Individuals associated with Muhammad in his lifetime were called “companions.” Among the numerous companions, the seven most prolific commentators on his life were Abu Hurrairah ‘Abdur Rahman bin Sakhar Dasi (5,374 Hadith), Abdullah bin Umar bin Khattab (2,630), Anas bin Malik (2,286), Aisha (2,210), Abdullah bin Abbas (1,660), Jabir bin Abdullah Ahsan (1,540), and Sa’ad bin Malik Abu Saeed Khudhri (1,540). The compiled Hadith of these companions did not survive in their original creations but were passed down and collected by numerous Hadith collectors of varying quality and repute. Six scholars stand out among Hadith collectors for the reputed accuracy and authenticity in the selection of Hadith they chose to include as a part of their collections. In precedent order, the six “correct” collections of the Sunni, also called the “Six Canonical Collections” (the Sahih Sittah), are the works of Bukhari, Muslim, Abu Dawud, Tirmidhi, Ibn Maja and Nasa’i. Hence, if a story concerning Muhammad is related through one of the six “correct” collections and it reliably cites one of the seven companions, a presumption emerges, verging on irrebuttable, that the texts cited are accurate for the points being made – as matters of both Islamic theology and law. Because those accounts are presumed reliable, the Sunna arising from them cannot be construed to contradict the Qur’an but rather are to be understood as doctrinally authoritative explanations of the Quranic verses they support: “Whatever the Messenger gives you, then take it and whatever he prohibits you, then stay away from it.” (Qur’an 59:7)

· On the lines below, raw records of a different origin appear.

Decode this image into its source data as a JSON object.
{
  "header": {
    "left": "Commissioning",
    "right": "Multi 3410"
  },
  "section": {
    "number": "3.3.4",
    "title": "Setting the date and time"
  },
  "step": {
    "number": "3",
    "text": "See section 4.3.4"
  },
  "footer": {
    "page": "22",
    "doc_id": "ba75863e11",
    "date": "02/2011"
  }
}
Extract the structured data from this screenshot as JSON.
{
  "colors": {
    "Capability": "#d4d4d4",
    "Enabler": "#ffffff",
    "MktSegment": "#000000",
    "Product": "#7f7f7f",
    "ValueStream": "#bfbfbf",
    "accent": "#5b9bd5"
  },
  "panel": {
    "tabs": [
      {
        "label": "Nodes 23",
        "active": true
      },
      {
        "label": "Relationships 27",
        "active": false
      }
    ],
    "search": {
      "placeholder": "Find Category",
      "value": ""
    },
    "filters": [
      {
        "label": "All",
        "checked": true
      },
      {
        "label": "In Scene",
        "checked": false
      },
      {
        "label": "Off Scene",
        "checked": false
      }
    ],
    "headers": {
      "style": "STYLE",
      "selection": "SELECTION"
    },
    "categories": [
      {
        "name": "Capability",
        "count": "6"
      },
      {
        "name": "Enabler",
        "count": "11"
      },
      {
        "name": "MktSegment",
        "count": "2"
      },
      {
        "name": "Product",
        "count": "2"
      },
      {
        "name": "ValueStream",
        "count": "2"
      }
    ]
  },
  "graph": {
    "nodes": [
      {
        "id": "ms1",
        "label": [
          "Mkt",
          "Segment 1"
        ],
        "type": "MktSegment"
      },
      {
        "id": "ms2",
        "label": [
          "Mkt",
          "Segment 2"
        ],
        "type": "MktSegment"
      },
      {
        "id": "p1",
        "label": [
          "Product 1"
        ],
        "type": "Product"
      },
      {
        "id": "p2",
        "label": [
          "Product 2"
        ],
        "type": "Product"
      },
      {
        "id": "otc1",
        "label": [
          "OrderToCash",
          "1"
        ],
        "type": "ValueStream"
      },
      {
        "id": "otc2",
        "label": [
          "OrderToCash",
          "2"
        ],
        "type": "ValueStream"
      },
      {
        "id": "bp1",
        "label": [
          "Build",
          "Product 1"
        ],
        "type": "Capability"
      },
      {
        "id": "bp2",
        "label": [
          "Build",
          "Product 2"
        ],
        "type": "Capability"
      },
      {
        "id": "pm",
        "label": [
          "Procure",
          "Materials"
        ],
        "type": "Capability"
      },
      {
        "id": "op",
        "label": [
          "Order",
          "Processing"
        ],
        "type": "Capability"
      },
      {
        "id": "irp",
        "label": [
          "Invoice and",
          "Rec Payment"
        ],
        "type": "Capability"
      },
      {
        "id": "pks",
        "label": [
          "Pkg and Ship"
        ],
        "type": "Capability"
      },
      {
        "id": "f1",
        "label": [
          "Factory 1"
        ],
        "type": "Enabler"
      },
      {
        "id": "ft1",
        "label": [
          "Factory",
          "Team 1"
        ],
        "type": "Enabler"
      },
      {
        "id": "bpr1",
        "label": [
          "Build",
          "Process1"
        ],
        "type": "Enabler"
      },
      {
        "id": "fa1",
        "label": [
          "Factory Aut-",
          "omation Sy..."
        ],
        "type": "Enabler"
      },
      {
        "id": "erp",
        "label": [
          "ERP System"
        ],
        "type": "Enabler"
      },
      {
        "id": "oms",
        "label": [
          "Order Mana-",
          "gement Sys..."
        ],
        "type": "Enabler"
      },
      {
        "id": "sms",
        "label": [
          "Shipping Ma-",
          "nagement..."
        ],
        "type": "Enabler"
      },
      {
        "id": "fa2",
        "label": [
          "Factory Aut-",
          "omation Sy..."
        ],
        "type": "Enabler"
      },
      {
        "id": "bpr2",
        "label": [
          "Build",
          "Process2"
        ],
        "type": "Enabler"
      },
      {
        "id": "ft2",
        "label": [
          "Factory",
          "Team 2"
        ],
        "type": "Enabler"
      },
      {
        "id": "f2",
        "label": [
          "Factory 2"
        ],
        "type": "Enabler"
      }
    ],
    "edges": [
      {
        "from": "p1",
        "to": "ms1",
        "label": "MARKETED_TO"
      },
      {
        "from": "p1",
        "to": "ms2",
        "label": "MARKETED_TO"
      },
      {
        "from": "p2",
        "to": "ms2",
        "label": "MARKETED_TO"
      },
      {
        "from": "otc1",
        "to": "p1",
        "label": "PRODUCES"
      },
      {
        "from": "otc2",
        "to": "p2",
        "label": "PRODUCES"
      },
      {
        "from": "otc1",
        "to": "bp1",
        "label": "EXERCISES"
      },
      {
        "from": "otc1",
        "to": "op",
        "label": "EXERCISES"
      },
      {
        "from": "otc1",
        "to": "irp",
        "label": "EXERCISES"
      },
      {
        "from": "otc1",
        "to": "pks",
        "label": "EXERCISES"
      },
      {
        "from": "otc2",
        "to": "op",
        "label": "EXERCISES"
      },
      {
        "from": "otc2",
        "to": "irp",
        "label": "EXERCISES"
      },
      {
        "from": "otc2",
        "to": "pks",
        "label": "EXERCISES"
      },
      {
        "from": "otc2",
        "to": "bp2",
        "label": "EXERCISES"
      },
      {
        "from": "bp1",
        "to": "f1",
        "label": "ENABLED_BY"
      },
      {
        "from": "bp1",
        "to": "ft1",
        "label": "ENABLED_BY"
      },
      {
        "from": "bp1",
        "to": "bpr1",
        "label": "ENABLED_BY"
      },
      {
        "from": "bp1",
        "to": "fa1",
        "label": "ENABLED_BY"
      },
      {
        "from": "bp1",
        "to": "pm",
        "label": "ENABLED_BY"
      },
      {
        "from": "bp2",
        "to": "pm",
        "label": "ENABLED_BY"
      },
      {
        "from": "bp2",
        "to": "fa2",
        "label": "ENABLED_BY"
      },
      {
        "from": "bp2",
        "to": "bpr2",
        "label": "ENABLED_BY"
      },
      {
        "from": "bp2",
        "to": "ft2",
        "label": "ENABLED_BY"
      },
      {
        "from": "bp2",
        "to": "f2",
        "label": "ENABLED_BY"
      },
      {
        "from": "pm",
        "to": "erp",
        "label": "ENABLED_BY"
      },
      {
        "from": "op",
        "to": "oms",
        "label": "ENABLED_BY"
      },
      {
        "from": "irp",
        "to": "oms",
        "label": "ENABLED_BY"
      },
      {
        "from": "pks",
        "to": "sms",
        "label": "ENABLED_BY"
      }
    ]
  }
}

[29] The debate over the role the Hadith should play as the secondary basis for Shariah is in fact the debate between the traditionalists who follow the millennium-old doctrine of the Islamic legal schools versus the progressives, typically in academia. The former account for the “Shariah authorities” and the latter for university professors who wish to distance themselves and Islam from the quite bellicose legal-military doctrines derived from the Hadith. The subject is fascinating and rich with drama but not one this memorandum can take up. The interested reader should begin with Coughlin, supra note 24, at 83 et seq., and then turn to one of the founders of the academic study of Shariah and Islamic jurisprudence, Joseph Schacht. Must reading would be Joseph Schacht, An Introduction to Islamic Law (1982), and Joseph Schacht, Muhammadan Jurisprudence (1950). Revisionists abound and two interesting versions are Wael B. Hallaq, A History of Islamic Legal TheorIes (1997) and Wael B. Hallaq, The Origins and Evolution of Islamic Law (2005) on the one hand; and M. Mustafa Al-Azami, On Schacht’s Origins of Muhammadan Jurisprudence (1996) on the other hand. Useful also would be Kamali, supra note 24.

[30] Shi’a Islam differs from Sunni Islam theologically on who they consider to be legitimate successors to Mohammad’s reign as leader of the Muslim Umma or nation. This has jurisprudential consequences because Shi’a Muslims, who await the return of the Fourth Imam or Caliph following Mohammed, consider their Imams who have followed in the Fourth Imam’s footsteps to be his stand-in until his return and as such they share his infallibility. Thus, the leading contemporary Shi’a Imams are considered by their followers as inerrant and their legal rulings take on the perfection one would expect from inerrant beings. See Coughlin, supra note 24, at [page number here] n.52 and accompanying text.